We now check in $\mathbb{F}_{11}$ exponent values of $5$ and $7$:

$$ \begin{array}{ r c l c r c l } 1^5 \mkern-.8em&\equiv& \mkern-.8em1&\quad&1^7 \mkern-.8em&\equiv&\mkern-.8em 1\\ 2^5 \mkern-.8em&\equiv& \mkern-.8em10&&2^7 \mkern-.8em&\equiv&\mkern-.8em 7\\ 3^5 \mkern-.8em&\equiv& \mkern-.8em1&&3^7 \mkern-.8em&\equiv&\mkern-.8em 9\\ 4^5 \mkern-.8em&\equiv& \mkern-.8em1&&4^7 \mkern-.8em&\equiv&\mkern-.8em 5\\ 5^5 \mkern-.8em&\equiv& \mkern-.8em1&&5^7 \mkern-.8em&\equiv&\mkern-.8em 3\\ 6^5 \mkern-.8em&\equiv& \mkern-.8em10&&6^7 \mkern-.8em&\equiv&\mkern-.8em 8\\ 7^5 \mkern-.8em&\equiv& \mkern-.8em10&&7^7 \mkern-.8em&\equiv&\mkern-.8em 6\\ 8^5 \mkern-.8em&\equiv& \mkern-.8em10&&8^7 \mkern-.8em&\equiv&\mkern-.8em 2\\ 9^5 \mkern-.8em&\equiv& \mkern-.8em1&&9^7 \mkern-.8em&\equiv&\mkern-.8em 4\\ 10^5 \mkern-.8em&\equiv& \mkern-.8em10&&10^7 \mkern-.8em&\equiv&\mkern-.8em 10 \end{array} $$

Using $7$, we see that we get an injection from $a \rightarrowtail a^7$, which also happens to be a bijection; i.e. raising a base $a$ by $7$ permutes the residues modulo $11$. We then notice that $\varphi(11) = 10$ and that $(5, \varphi(11)) \neq 1$; therefore, any exponent coprime to the totient will produce a unique mapping.

Lemma 13.1

Sps. $a, m \in \mathbb{N}$ and that $(a, m) = 1$. Then, if $k, \overline{k} \in \mathbb{Z}_{\varphi(m)}$ such that $k\overline{k} \equiv 1 \pmod{\varphi(m)}$, then $a^{k\overline{k}} \equiv_m a$.

Using Euler’s theorem and the fact that there exists some $\ell$ such that $k\overline{k} = 1 + \ell\varphi(m)$, we get that

$$ a^{k\overline{k}} \equiv \left(a^{\varphi(m)}\right)^{\ell}\cdot a\equiv a \pmod{m}. $$

Lemma 13.2

Let $(k, \varphi(m)) = 1$, and $(a, m) = 1$. Then, the mapping $a \rightarrowtail a^k$ permutes the residues modulo $m$ (excluding 0).

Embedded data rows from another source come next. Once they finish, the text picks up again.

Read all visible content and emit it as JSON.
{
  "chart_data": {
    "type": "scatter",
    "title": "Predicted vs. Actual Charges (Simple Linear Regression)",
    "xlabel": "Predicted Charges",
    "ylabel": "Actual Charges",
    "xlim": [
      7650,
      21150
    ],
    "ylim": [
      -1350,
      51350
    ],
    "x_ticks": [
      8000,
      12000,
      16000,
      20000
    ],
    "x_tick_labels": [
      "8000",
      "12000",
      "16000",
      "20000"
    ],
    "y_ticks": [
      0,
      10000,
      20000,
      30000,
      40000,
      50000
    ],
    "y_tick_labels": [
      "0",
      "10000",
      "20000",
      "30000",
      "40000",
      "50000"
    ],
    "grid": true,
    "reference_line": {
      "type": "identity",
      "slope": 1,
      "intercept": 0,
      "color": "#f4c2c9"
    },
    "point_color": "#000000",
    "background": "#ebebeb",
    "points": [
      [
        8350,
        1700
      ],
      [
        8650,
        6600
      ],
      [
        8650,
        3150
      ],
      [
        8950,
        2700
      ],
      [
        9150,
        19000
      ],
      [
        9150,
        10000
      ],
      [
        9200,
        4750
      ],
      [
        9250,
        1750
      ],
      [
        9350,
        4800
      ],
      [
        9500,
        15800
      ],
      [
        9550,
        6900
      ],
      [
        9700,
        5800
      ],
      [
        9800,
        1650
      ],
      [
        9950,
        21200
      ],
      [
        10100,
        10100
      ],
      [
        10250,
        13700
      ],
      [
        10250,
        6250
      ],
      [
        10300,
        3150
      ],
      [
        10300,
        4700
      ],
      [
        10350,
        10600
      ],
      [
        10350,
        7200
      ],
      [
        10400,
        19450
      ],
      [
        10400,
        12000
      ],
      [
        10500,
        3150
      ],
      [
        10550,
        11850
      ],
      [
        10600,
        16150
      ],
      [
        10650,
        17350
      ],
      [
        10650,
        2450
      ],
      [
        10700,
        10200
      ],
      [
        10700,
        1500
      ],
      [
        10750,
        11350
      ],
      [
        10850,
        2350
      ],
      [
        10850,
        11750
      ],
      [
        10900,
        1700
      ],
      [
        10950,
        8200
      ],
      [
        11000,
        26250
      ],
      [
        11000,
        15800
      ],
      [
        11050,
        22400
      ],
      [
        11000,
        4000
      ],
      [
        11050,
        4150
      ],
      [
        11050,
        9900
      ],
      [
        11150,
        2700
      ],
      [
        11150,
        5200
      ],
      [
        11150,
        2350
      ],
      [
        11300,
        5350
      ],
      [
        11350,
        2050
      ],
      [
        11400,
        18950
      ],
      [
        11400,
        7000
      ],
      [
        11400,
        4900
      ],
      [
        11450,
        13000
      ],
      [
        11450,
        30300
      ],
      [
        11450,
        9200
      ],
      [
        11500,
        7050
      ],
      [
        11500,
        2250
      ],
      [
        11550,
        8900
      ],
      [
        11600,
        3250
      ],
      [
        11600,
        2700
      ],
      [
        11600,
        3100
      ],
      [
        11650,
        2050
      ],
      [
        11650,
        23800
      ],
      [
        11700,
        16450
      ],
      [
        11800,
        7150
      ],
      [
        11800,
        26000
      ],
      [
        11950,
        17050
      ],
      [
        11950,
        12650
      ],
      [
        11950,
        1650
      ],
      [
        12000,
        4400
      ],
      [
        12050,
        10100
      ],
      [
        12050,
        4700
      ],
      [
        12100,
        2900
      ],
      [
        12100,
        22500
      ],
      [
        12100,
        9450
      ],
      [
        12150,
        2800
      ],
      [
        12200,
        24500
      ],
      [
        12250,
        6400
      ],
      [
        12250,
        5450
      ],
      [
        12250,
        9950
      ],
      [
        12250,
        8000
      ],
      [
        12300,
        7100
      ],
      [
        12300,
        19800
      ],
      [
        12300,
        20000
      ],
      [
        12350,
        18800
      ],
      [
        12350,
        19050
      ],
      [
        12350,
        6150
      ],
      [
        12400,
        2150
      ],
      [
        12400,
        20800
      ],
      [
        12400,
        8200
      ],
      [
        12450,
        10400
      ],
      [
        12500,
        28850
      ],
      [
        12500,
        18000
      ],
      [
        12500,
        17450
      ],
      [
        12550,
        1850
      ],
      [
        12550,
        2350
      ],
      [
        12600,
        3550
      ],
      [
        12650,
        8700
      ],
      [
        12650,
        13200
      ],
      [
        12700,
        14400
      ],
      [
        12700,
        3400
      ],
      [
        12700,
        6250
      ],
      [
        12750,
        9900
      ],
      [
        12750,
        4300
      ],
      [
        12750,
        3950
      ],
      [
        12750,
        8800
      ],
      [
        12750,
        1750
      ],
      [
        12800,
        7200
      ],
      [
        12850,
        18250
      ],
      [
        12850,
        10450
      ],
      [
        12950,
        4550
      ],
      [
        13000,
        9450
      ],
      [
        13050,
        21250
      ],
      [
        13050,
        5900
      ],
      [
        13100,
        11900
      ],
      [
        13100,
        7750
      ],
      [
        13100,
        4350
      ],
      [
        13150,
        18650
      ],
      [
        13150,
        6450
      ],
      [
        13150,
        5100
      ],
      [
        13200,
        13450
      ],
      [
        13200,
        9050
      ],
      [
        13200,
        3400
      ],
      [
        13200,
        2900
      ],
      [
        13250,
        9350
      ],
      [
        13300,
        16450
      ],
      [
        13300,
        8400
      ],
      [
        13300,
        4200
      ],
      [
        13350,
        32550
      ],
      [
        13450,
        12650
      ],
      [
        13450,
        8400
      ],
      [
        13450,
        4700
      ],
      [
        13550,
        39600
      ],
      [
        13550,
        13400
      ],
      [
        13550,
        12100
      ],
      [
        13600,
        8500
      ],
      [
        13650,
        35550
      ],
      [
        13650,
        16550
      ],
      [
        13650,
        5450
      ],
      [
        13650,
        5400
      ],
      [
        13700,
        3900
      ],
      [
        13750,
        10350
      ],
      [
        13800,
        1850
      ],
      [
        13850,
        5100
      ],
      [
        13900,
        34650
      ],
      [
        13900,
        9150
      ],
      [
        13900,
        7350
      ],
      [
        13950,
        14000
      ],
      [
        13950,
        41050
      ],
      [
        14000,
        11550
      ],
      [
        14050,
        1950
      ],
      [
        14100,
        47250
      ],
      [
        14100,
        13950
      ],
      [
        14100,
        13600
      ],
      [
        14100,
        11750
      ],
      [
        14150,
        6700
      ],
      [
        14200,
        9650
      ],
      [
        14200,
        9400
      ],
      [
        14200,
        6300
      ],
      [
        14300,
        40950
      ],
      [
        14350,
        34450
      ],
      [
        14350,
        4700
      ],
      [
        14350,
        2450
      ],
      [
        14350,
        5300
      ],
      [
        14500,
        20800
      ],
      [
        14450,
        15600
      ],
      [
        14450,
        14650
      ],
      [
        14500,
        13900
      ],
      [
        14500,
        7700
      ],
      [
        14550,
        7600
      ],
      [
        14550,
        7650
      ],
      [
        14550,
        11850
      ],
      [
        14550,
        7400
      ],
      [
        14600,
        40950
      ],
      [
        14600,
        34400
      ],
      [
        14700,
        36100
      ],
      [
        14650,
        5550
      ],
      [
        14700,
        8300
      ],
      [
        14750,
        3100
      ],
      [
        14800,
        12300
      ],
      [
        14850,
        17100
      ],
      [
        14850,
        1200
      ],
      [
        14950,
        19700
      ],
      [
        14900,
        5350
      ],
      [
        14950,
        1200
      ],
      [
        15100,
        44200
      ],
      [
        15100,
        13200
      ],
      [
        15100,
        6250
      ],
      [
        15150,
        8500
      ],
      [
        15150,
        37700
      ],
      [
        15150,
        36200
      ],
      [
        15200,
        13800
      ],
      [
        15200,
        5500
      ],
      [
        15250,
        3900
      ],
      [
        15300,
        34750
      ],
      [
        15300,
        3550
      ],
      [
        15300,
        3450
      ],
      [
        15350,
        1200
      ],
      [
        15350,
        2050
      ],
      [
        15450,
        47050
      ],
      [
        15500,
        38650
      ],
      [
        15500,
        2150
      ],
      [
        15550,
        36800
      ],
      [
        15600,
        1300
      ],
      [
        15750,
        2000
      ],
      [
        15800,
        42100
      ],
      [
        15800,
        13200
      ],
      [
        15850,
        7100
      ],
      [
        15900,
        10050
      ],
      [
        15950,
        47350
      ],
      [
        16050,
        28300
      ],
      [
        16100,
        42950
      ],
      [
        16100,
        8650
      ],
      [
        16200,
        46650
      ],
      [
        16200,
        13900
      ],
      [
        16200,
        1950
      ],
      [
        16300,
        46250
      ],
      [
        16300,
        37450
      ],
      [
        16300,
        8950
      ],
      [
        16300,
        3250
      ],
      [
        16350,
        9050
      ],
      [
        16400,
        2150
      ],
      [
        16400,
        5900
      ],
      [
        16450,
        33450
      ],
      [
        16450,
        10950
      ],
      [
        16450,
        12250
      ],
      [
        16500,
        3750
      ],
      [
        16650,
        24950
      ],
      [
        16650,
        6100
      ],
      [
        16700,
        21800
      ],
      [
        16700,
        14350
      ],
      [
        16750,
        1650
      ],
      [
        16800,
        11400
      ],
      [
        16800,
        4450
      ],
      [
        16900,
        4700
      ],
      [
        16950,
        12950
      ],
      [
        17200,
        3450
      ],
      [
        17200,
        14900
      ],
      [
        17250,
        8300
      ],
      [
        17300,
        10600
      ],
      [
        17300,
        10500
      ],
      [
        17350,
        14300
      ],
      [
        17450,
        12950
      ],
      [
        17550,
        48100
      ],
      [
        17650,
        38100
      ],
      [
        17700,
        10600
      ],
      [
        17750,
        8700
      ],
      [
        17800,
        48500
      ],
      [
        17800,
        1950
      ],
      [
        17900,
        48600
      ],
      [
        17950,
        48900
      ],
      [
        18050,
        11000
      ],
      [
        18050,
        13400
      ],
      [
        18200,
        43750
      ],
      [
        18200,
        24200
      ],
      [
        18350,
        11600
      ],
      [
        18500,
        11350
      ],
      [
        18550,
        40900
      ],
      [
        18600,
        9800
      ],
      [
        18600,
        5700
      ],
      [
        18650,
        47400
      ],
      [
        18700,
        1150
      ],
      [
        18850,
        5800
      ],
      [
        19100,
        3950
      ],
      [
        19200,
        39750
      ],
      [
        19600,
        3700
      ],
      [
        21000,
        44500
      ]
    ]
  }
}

As a result, $a_i^k \equiv_m a_j^k \iff a_i \equiv_m a_j$.

$a_i \equiv a_i^{k\overline{k}} \equiv \left(a_i^k\right)^{\overline{k}} \equiv \left(a_j^k\right)^{\overline{k}} \equiv a_j \pmod{m}.$


The RSA Algorithm§

RSA

Setup:

  1. Alice chooses two distinct large primes $p, q$ and let $m = pq$.
  2. Alice can easily compute $\varphi(m) = (p-1)(q-1)$.
  3. Then, Alice chooses a random $k \in (0\dots\varphi(m))$ satisfying $(k, \varphi(m)) = 1$.
  4. Finally, Alice makes the numbers $m, k$ available publicly.

Encryption: If Bob wants to send a message $a$ to Alice, he uses Alice’s public key values and sends to Alice:

$$ a^k \pmod{m}. $$

Decryption: Alice can decrypt Bob’s message by computing $\overline{k}$ via Euclidean algorithm that satisfies Lemma 13.1. Alice then decrypts the message by computing

$$ \left(a^k\right)^{\overline{k}} \equiv a \pmod{m}. $$

As mentioned in the Totient function discussion, the Carmichael function shows up in lieu of Euler’s totient function in modern formulations of the RSA algorithm.

It can be shown that $\forall n, \lambda(n) \vert \varphi(n)$, meaning that the RSA algorithm works regardless of choice of totient functions. The RSA algorithm generates equivalent keys with either Carmichael or Euler functions, ceteris paribus.

It’s favorable to use the Carmichael function due to the fact that it generates a number that is a divsor of the Euler’s totient. As $\lambda(n)$ is a divisor of $\varphi(n)$, it is sometimes less than $\varphi(n)$, thus using the Carmichael function reduces the amount of computations in RSA.